PhyVLLM tackles the lack of physical dynamics modeling in Video LLMs by separating motion from appearance and modeling continuous dynamics with Neural ODEs. The framework projects physics priors into a frozen LLM via lightweight adapters and trains with a self-supervised physics-consistency objective, avoiding explicit physical labels. Evaluations on PhyBench and general video benchmarks show substantial gains in physical reasoning and robustness with a compact fine-tuning approach. These results highlight the practical impact of incorporating explicit physical modeling into large-scale video-language systems.

Abstract

Video Large Language Models (Video LLMs) have shown impressive performance across a wide range of video-language tasks.
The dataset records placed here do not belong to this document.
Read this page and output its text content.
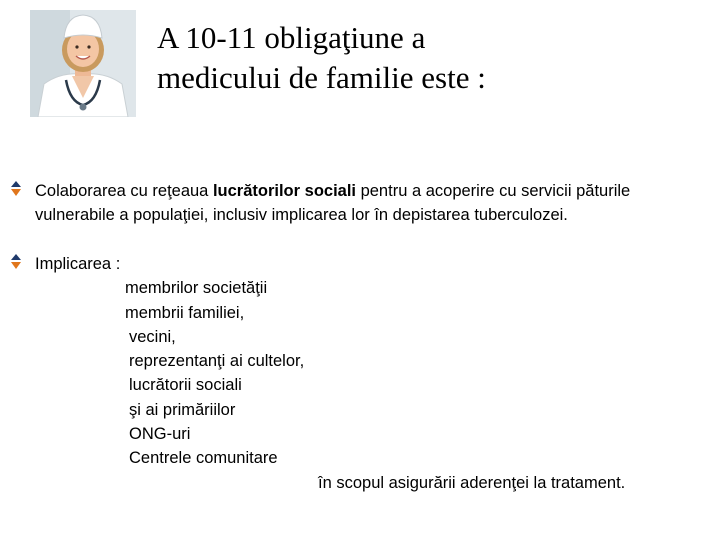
A 10-11 obligaţiune a
medicului de familie este :
Colaborarea cu reţeaua lucrătorilor sociali pentru a acoperire cu servicii păturile
vulnerabile a populaţiei, inclusiv implicarea lor în depistarea tuberculozei.
Implicarea :
membrilor societăţii
membrii familiei,
vecini,
reprezentanţi ai cultelor,
lucrătorii sociali
şi ai primăriilor
ONG-uri
Centrele comunitare
în scopul asigurării aderenţei la tratament.
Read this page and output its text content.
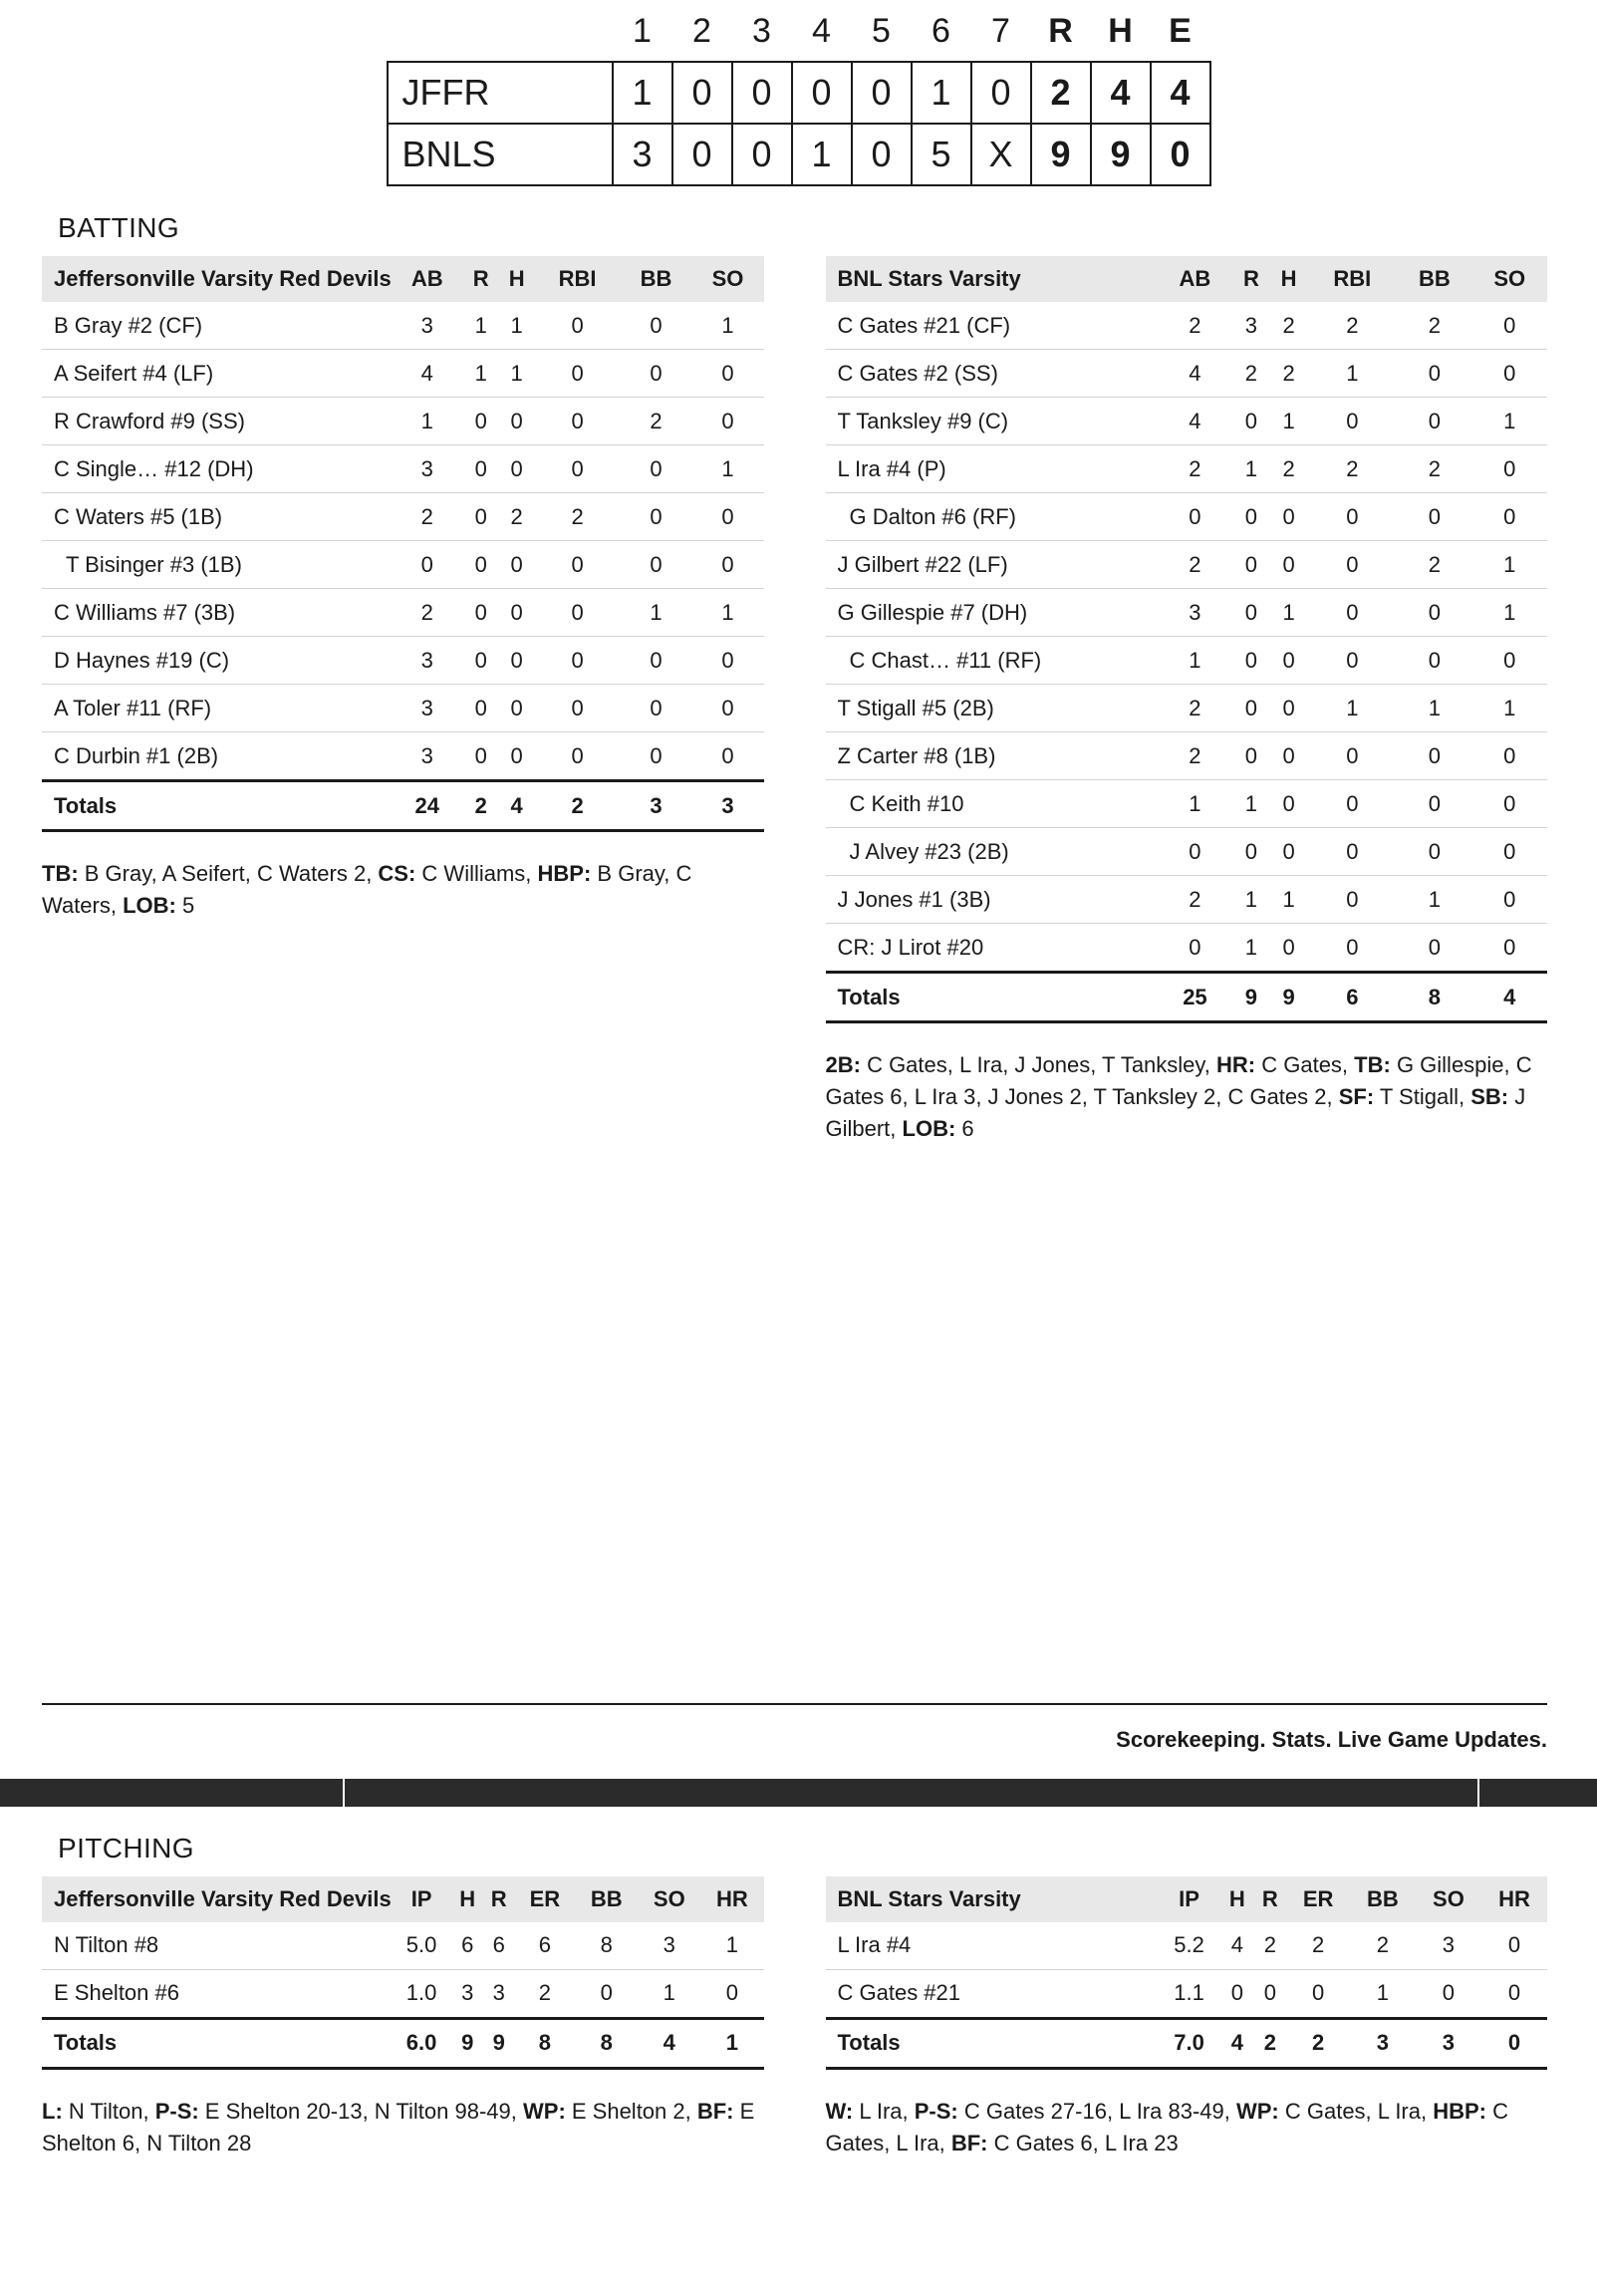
	1	2	3	4	5	6	7	R	H	E
JFFR	1	0	0	0	0	1	0	2	4	4
BNLS	3	0	0	1	0	5	X	9	9	0
BATTING
Jeffersonville Varsity Red Devils	AB	R	H	RBI	BB	SO
B Gray #2 (CF)	3	1	1	0	0	1
A Seifert #4 (LF)	4	1	1	0	0	0
R Crawford #9 (SS)	1	0	0	0	2	0
C Single… #12 (DH)	3	0	0	0	0	1
C Waters #5 (1B)	2	0	2	2	0	0
T Bisinger #3 (1B)	0	0	0	0	0	0
C Williams #7 (3B)	2	0	0	0	1	1
D Haynes #19 (C)	3	0	0	0	0	0
A Toler #11 (RF)	3	0	0	0	0	0
C Durbin #1 (2B)	3	0	0	0	0	0
Totals	24	2	4	2	3	3
TB: B Gray, A Seifert, C Waters 2, CS: C Williams, HBP: B Gray, C Waters, LOB: 5
BNL Stars Varsity	AB	R	H	RBI	BB	SO
C Gates #21 (CF)	2	3	2	2	2	0
C Gates #2 (SS)	4	2	2	1	0	0
T Tanksley #9 (C)	4	0	1	0	0	1
L Ira #4 (P)	2	1	2	2	2	0
G Dalton #6 (RF)	0	0	0	0	0	0
J Gilbert #22 (LF)	2	0	0	0	2	1
G Gillespie #7 (DH)	3	0	1	0	0	1
C Chast… #11 (RF)	1	0	0	0	0	0
T Stigall #5 (2B)	2	0	0	1	1	1
Z Carter #8 (1B)	2	0	0	0	0	0
C Keith #10	1	1	0	0	0	0
J Alvey #23 (2B)	0	0	0	0	0	0
J Jones #1 (3B)	2	1	1	0	1	0
CR: J Lirot #20	0	1	0	0	0	0
Totals	25	9	9	6	8	4
2B: C Gates, L Ira, J Jones, T Tanksley, HR: C Gates, TB: G Gillespie, C Gates 6, L Ira 3, J Jones 2, T Tanksley 2, C Gates 2, SF: T Stigall, SB: J Gilbert, LOB: 6
Scorekeeping. Stats. Live Game Updates.
PITCHING
Jeffersonville Varsity Red Devils	IP	H	R	ER	BB	SO	HR
N Tilton #8	5.0	6	6	6	8	3	1
E Shelton #6	1.0	3	3	2	0	1	0
Totals	6.0	9	9	8	8	4	1
L: N Tilton, P-S: E Shelton 20-13, N Tilton 98-49, WP: E Shelton 2, BF: E Shelton 6, N Tilton 28
BNL Stars Varsity	IP	H	R	ER	BB	SO	HR
L Ira #4	5.2	4	2	2	2	3	0
C Gates #21	1.1	0	0	0	1	0	0
Totals	7.0	4	2	2	3	3	0
W: L Ira, P-S: C Gates 27-16, L Ira 83-49, WP: C Gates, L Ira, HBP: C Gates, L Ira, BF: C Gates 6, L Ira 23
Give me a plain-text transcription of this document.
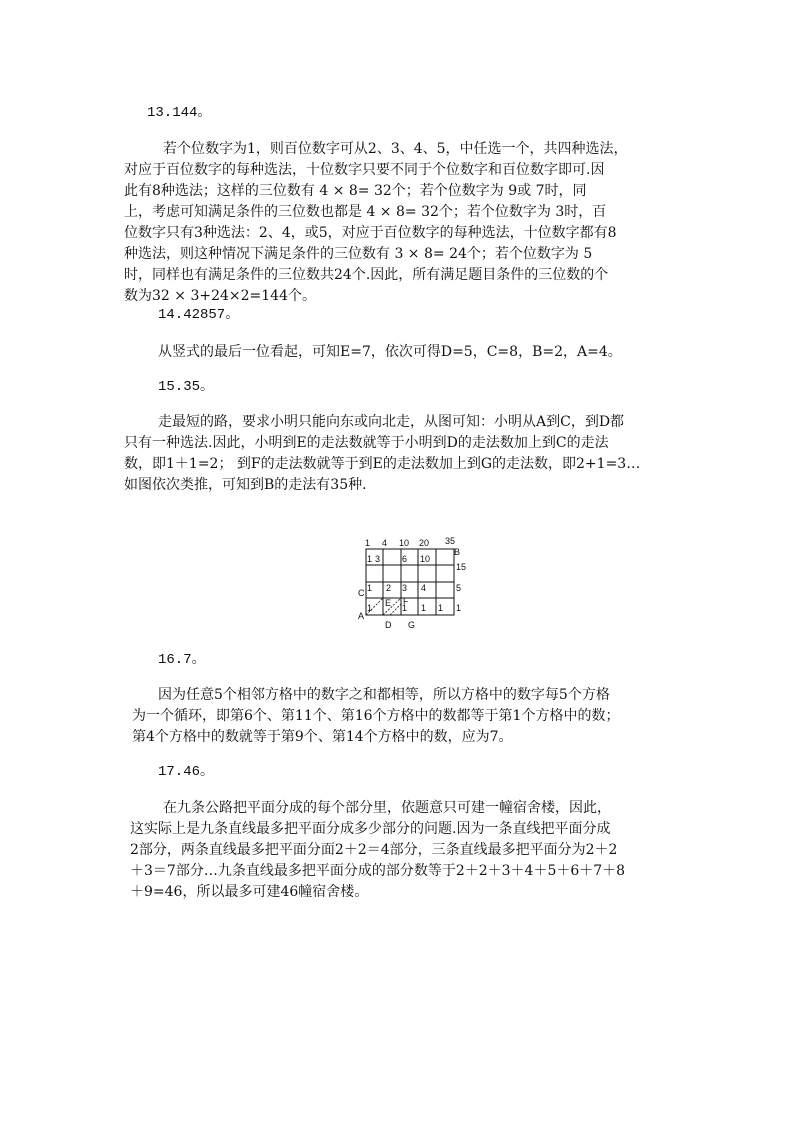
13.144。
若个位数字为1，则百位数字可从2、3、4、5，中任选一个，共四种选法，
对应于百位数字的每种选法，十位数字只要不同于个位数字和百位数字即可.因
此有8种选法；这样的三位数有 4 × 8= 32个；若个位数字为 9或 7时，同
上，考虑可知满足条件的三位数也都是 4 × 8= 32个；若个位数字为 3时，百
位数字只有3种选法：2、4，或5，对应于百位数字的每种选法，十位数字都有8
种选法，则这种情况下满足条件的三位数有 3 × 8= 24个；若个位数字为 5
时，同样也有满足条件的三位数共24个.因此，所有满足题目条件的三位数的个
数为32 × 3+24×2=144个。
14.42857。
从竖式的最后一位看起，可知E=7，依次可得D=5，C=8，B=2，A=4。
15.35。
走最短的路，要求小明只能向东或向北走，从图可知：小明从A到C，到D都
只有一种选法.因此，小明到E的走法数就等于小明到D的走法数加上到C的走法
数，即1＋1=2； 到F的走法数就等于到E的走法数加上到G的走法数，即2+1=3…
如图依次类推，可知到B的走法有35种.
1 4 10 20 35
B
1 3 6 10
15
1 2 3 4	5
1	1 1 1 1
C
A
E F
D G
16.7。
因为任意5个相邻方格中的数字之和都相等，所以方格中的数字每5个方格
为一个循环，即第6个、第11个、第16个方格中的数都等于第1个方格中的数；
第4个方格中的数就等于第9个、第14个方格中的数，应为7。
17.46。
在九条公路把平面分成的每个部分里，依题意只可建一幢宿舍楼，因此，
这实际上是九条直线最多把平面分成多少部分的问题.因为一条直线把平面分成
2部分，两条直线最多把平面分面2＋2＝4部分，三条直线最多把平面分为2＋2
＋3＝7部分…九条直线最多把平面分成的部分数等于2＋2＋3＋4＋5＋6＋7＋8
＋9=46，所以最多可建46幢宿舍楼。
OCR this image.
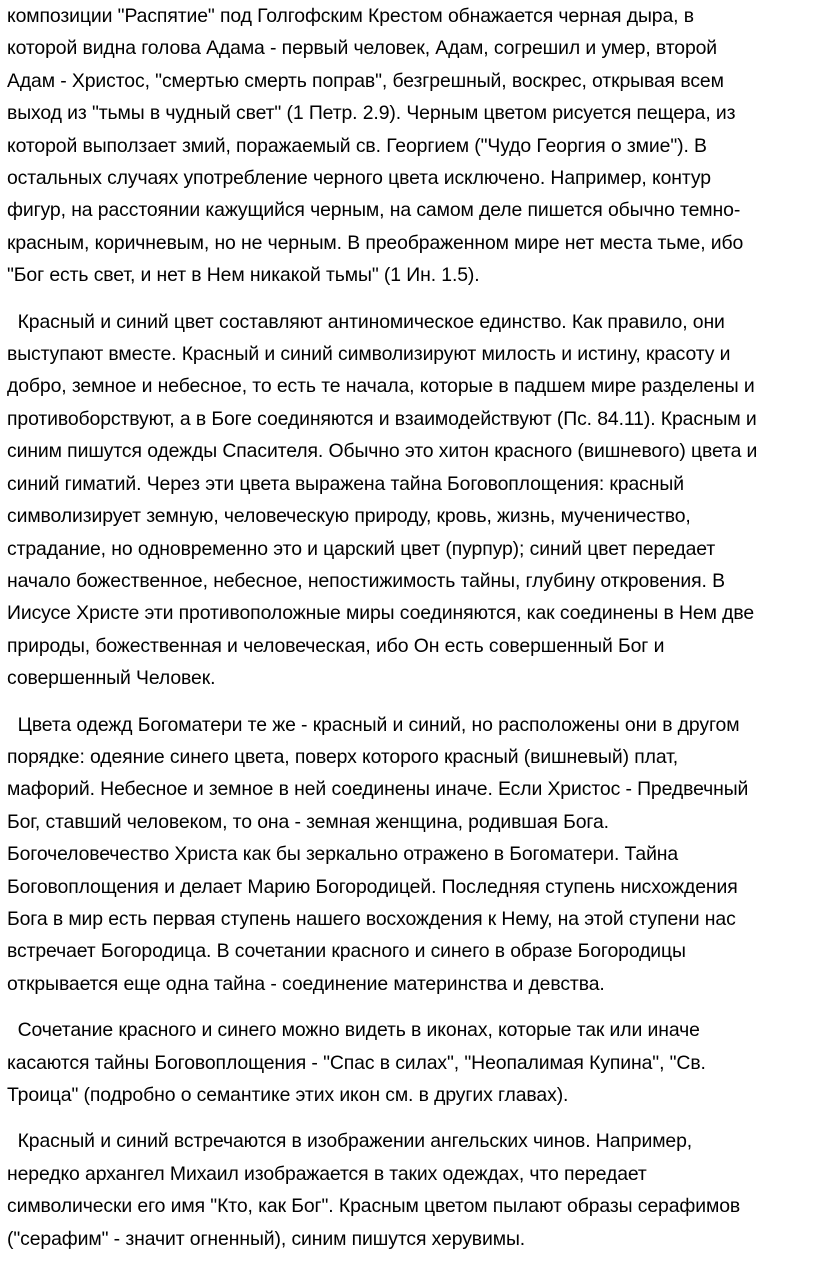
композиции "Распятие" под Голгофским Крестом обнажается черная дыра, в
которой видна голова Адама - первый человек, Адам, согрешил и умер, второй
Адам - Христос, "смертью смерть поправ", безгрешный, воскрес, открывая всем
выход из "тьмы в чудный свет" (1 Петр. 2.9). Черным цветом рисуется пещера, из
которой выползает змий, поражаемый св. Георгием ("Чудо Георгия о змие"). В
остальных случаях употребление черного цвета исключено. Например, контур
фигур, на расстоянии кажущийся черным, на самом деле пишется обычно темно-
красным, коричневым, но не черным. В преображенном мире нет места тьме, ибо
"Бог есть свет, и нет в Нем никакой тьмы" (1 Ин. 1.5).
Красный и синий цвет составляют антиномическое единство. Как правило, они
выступают вместе. Красный и синий символизируют милость и истину, красоту и
добро, земное и небесное, то есть те начала, которые в падшем мире разделены и
противоборствуют, а в Боге соединяются и взаимодействуют (Пс. 84.11). Красным и
синим пишутся одежды Спасителя. Обычно это хитон красного (вишневого) цвета и
синий гиматий. Через эти цвета выражена тайна Боговоплощения: красный
символизирует земную, человеческую природу, кровь, жизнь, мученичество,
страдание, но одновременно это и царский цвет (пурпур); синий цвет передает
начало божественное, небесное, непостижимость тайны, глубину откровения. В
Иисусе Христе эти противоположные миры соединяются, как соединены в Нем две
природы, божественная и человеческая, ибо Он есть совершенный Бог и
совершенный Человек.
Цвета одежд Богоматери те же - красный и синий, но расположены они в другом
порядке: одеяние синего цвета, поверх которого красный (вишневый) плат,
мафорий. Небесное и земное в ней соединены иначе. Если Христос - Предвечный
Бог, ставший человеком, то она - земная женщина, родившая Бога.
Богочеловечество Христа как бы зеркально отражено в Богоматери. Тайна
Боговоплощения и делает Марию Богородицей. Последняя ступень нисхождения
Бога в мир есть первая ступень нашего восхождения к Нему, на этой ступени нас
встречает Богородица. В сочетании красного и синего в образе Богородицы
открывается еще одна тайна - соединение материнства и девства.
Сочетание красного и синего можно видеть в иконах, которые так или иначе
касаются тайны Боговоплощения - "Спас в силах", "Неопалимая Купина", "Св.
Троица" (подробно о семантике этих икон см. в других главах).
Красный и синий встречаются в изображении ангельских чинов. Например,
нередко архангел Михаил изображается в таких одеждах, что передает
символически его имя "Кто, как Бог". Красным цветом пылают образы серафимов
("серафим" - значит огненный), синим пишутся херувимы.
However, they often fail in scenarios requiring a deeper understanding of physical dynamics. This limitation primarily arises from their reliance on appearance-based matching. Incorporating physical motion modeling is crucial for deeper video understanding, but presents three key challenges: (1) motion signals are often entangled with appearance variations, making it difficult to extract clean physical cues; (2) effective motion modeling requires not only continuous-time motion representations but also capturing physical dynamics; and (3) collecting accurate annotations for physical attributes is costly and often impractical. To address these issues, we propose PhyVLLM, a physical-guided video-language framework that explicitly incorporates physical motion into Video LLMs. Specifically, PhyVLLM disentangles visual appearance and object motion through a dual-branch encoder. To model physical dynamics over time, we incorporate a Neural Ordinary Differential Equation (Neural ODE) module, which generates differentiable physical dynamic representations. The resulting motion-aware representations are projected into the token space of a pretrained LLM, enabling physics reasoning without compromising the model's original multimodal capabilities. To circumvent the need for explicit physical labels, PhyVLLM employs a self-supervised manner to model the continuous evolution of object motion. Experimental results demonstrate that PhyVLLM significantly outperforms state-of-the-art Video LLMs on both physical reasoning and general video understanding tasks, highlighting the advantages of incorporating explicit physical modeling.

Paper Structure

This paper contains 27 sections, 13 equations, 3 figures, 3 tables.

Figures (3)

  • Figure 1: Example of acceleration vs. deceleration recognition. (a) Humans determine whether an object is accelerating or decelerating by reasoning over physical attributes, such as the sign of acceleration. (b) A Video LLM fails to distinguish the two cases due to a lack of motion modeling. (c) Our method explicitly models dynamic motion using a Neural ODE and successfully infers the correct physical state.
  • Figure 2: Overview of the proposed PhyVLLM framework. It consists of three main components: (a) Motion-Appearance Disentanglement, which separates appearance cues and dynamic motion patterns via a dual-branch encoder; (b) Physical-Guided Motion Modeling and Prediction, where a Neural ODE module continuously models object dynamics from the motion features; and (c) Token Projection, which maps the disentangled features into the token space of a pretrained LLM using lightweight adapters, enabling seamless integration while preserving compatibility with the frozen backbone.
  • Figure 3: Similarity heatmap between predicted motion features (T9'–T11') and ground-truth motion features (T0–T11). Darker colors indicate higher similarity.